Choice and Decriminalization of Sex Work
A common argument for the decriminalization of sex work is that if women choose to sell their body, that’s their right. In discussions, this can be positioned as a feminist, almost entrepreneurial stance. Coming from the anti-trafficking world, we look at this with a different lens. Choice is a fickle thing as it can be real or perceived.
Everyone agrees there is no “choice” for persons ensnared in the trafficking industry. Yes, industry—with an estimated value over $30 billion. But what about women whose pimps take half their earnings, are abusive, and manipulate the reality of their prostitutes. If they can leave at any time, does that make it a “choice”?
Take a current case Priscilla is working in the Boston area, where a woman waitressed full time but did not make enough to support her 3 children, so the restaurant manager “helped” by pimping her out. They needed the money—eviction loomed. Utilities had already been shut off. She decided she had no choice; she had to do it. Lacking childcare, she left her kids at a movie theater while she went to “work.” Her pimp kept her going longer than the movie and child services took the children. Now she’s under ICE custody awaiting deportation to her native country.

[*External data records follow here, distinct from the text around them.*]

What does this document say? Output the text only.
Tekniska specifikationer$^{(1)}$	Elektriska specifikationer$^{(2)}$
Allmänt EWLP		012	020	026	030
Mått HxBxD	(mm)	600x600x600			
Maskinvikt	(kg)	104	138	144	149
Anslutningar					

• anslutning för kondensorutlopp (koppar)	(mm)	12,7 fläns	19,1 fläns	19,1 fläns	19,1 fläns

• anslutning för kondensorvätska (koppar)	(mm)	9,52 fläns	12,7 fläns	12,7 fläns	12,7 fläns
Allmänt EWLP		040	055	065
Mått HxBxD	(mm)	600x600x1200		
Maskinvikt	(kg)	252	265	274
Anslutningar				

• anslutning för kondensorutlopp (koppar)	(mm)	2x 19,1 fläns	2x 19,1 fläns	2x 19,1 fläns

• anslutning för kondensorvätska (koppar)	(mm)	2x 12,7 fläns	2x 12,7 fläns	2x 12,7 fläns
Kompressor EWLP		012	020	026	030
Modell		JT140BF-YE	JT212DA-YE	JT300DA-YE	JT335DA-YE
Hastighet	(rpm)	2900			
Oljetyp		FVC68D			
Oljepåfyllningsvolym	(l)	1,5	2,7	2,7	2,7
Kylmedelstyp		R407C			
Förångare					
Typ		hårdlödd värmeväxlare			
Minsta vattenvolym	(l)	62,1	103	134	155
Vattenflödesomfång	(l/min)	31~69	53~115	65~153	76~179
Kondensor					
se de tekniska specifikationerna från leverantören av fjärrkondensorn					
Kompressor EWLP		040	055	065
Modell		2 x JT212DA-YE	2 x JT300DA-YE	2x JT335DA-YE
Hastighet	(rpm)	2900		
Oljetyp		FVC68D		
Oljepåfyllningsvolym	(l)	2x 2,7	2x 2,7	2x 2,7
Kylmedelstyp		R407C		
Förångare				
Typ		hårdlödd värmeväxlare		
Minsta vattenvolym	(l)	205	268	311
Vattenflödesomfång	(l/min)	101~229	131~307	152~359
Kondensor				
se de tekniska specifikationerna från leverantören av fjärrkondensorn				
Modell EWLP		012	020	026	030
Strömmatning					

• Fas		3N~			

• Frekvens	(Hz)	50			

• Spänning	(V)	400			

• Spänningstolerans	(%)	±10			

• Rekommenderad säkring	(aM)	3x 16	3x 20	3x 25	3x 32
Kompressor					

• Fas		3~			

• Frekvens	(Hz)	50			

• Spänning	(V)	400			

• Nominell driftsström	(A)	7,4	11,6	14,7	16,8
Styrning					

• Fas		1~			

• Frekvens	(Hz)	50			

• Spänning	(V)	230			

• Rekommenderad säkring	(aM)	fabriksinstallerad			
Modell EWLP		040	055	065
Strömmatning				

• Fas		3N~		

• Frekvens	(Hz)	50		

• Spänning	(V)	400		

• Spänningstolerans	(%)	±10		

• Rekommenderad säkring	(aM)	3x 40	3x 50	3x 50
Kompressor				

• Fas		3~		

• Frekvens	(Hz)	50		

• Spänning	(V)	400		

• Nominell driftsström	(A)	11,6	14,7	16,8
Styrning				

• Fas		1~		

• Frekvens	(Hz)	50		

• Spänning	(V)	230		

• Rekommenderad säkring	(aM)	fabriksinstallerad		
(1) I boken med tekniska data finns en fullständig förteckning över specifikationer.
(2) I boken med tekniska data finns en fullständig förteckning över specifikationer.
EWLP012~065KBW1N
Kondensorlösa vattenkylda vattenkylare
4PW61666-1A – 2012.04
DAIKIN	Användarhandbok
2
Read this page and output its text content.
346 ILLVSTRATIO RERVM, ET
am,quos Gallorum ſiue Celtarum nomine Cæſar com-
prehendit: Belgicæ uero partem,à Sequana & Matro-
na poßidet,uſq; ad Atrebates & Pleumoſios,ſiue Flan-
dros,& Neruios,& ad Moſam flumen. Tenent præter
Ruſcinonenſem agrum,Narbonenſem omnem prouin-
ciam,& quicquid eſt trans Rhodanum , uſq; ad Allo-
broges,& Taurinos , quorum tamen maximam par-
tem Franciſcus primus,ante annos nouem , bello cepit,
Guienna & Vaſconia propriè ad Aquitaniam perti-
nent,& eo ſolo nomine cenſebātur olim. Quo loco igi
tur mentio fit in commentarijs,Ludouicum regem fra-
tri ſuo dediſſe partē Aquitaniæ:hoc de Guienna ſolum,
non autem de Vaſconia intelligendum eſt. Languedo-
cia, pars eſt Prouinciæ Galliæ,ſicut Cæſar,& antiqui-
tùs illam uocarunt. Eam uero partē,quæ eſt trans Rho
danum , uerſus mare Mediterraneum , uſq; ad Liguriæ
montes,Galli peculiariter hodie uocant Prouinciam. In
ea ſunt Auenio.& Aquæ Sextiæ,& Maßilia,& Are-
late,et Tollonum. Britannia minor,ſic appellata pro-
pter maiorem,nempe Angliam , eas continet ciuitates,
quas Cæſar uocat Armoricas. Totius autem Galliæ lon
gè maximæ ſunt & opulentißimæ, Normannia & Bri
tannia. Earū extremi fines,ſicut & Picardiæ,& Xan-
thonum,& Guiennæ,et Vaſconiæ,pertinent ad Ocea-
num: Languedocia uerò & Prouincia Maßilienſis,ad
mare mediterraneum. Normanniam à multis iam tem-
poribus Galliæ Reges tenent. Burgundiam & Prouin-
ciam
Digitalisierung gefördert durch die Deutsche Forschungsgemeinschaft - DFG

Choice is something most of us take for granted. We don’t have to choose between providing shelter for our children and selling our bodies. What kind of choice is that? Women need to be empowered to create their own identity. They need real options, real choices. Legalizing any sex work gives a cover story, a loophole, protecting pimps and traffickers from prosecution, and it furthers the misconception that sex work is often, or even ever, an empowered choice.